The phrase 'going green' has seen a record number of trademark applications.
It seems as though every company is trying to make its mark on the "green" trend. In 2007 alone, marketers set a all-time record at the the US Patent and Trademark Office, registering over 300,000 green trademarks. Big trends can be tough on the trademark business, and many companies are having a difficult time locking in on the rights to their marks.
By definition, a trademark is a distinctive term that tells consumers that a product or service comes from a single source. The problem is, under the umbrella of "going green" many companies are producing similar, hard-to-distinguish marks.
Not only are companies having a difficult time securing the rights to trademarks, they are also having trouble advertising their pro-environmental viewpoints. Now that many pro-environment and green slogans are being protected, companies are running into copyright or trademark infringement issues.

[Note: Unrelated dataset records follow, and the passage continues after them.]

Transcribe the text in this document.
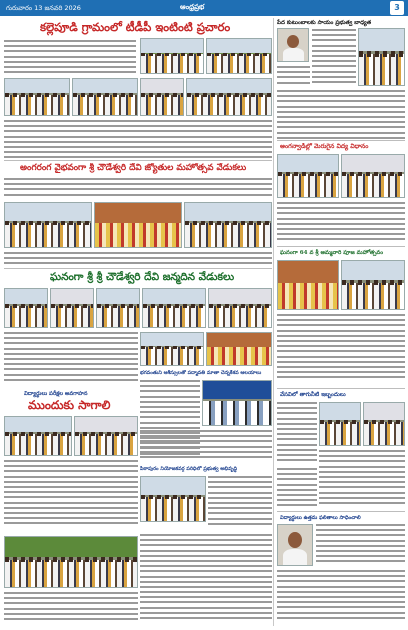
గురువారం 13 జనవరి 2026	ఆంధ్రప్రభ	3
కల్లెపూడి గ్రామంలో టీడీపీ ఇంటింటి ప్రచారం
అంగరంగ వైభవంగా శ్రీ చౌడేశ్వరి దేవి జ్యోతుల మహోత్సవ వేడుకలు
ఘనంగా శ్రీ శ్రీ చౌడేశ్వరి దేవి జన్మదిన వేడుకలు
భగవంతుని ఆశీస్సులతో పద్మావతి మాతా చెన్నకేశవ ఆలయాలు
విద్యార్థులు పరీక్షల అవగాహన
ముందుకు సాగాలి
పిఠాపురం నియోజకవర్గ పరిధిలో ప్రభుత్వ అభివృద్ధి
పేద కుటుంబాలకు సాయం ప్రభుత్వ బాధ్యత
అంగన్వాడీల్లో మెరుగైన విద్య విధానం
ఘనంగా 64 వ శ్రీ అమ్మవారి పూజ మహోత్సవం
వేసవిలో తాగునీటి ఇబ్బందులు
విద్యార్థులు ఉత్తమ ఫలితాలు సాధించాలి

In December of 2009, Honda released an advertising campaign stating that they wanted to save the earth, one gallon of gasoline at a time. However, in the act of saving the earth, Honda (a Japanese automaker) stepped on a few toes, mainly those of Save the Earth Enterprises, an environmental group based in the United States. Save the Earth Enterprises sued Honda for all profits they received from the recent ad campaign and to stop future use by Honda of the Save the Earth trademark.
Whether a company is trying to secure their own rights to a pro-environment trademark, or simply advertise their environmentally friendly products, the overwhelming number of green trademarks and copyrights, are definitely making things more difficult.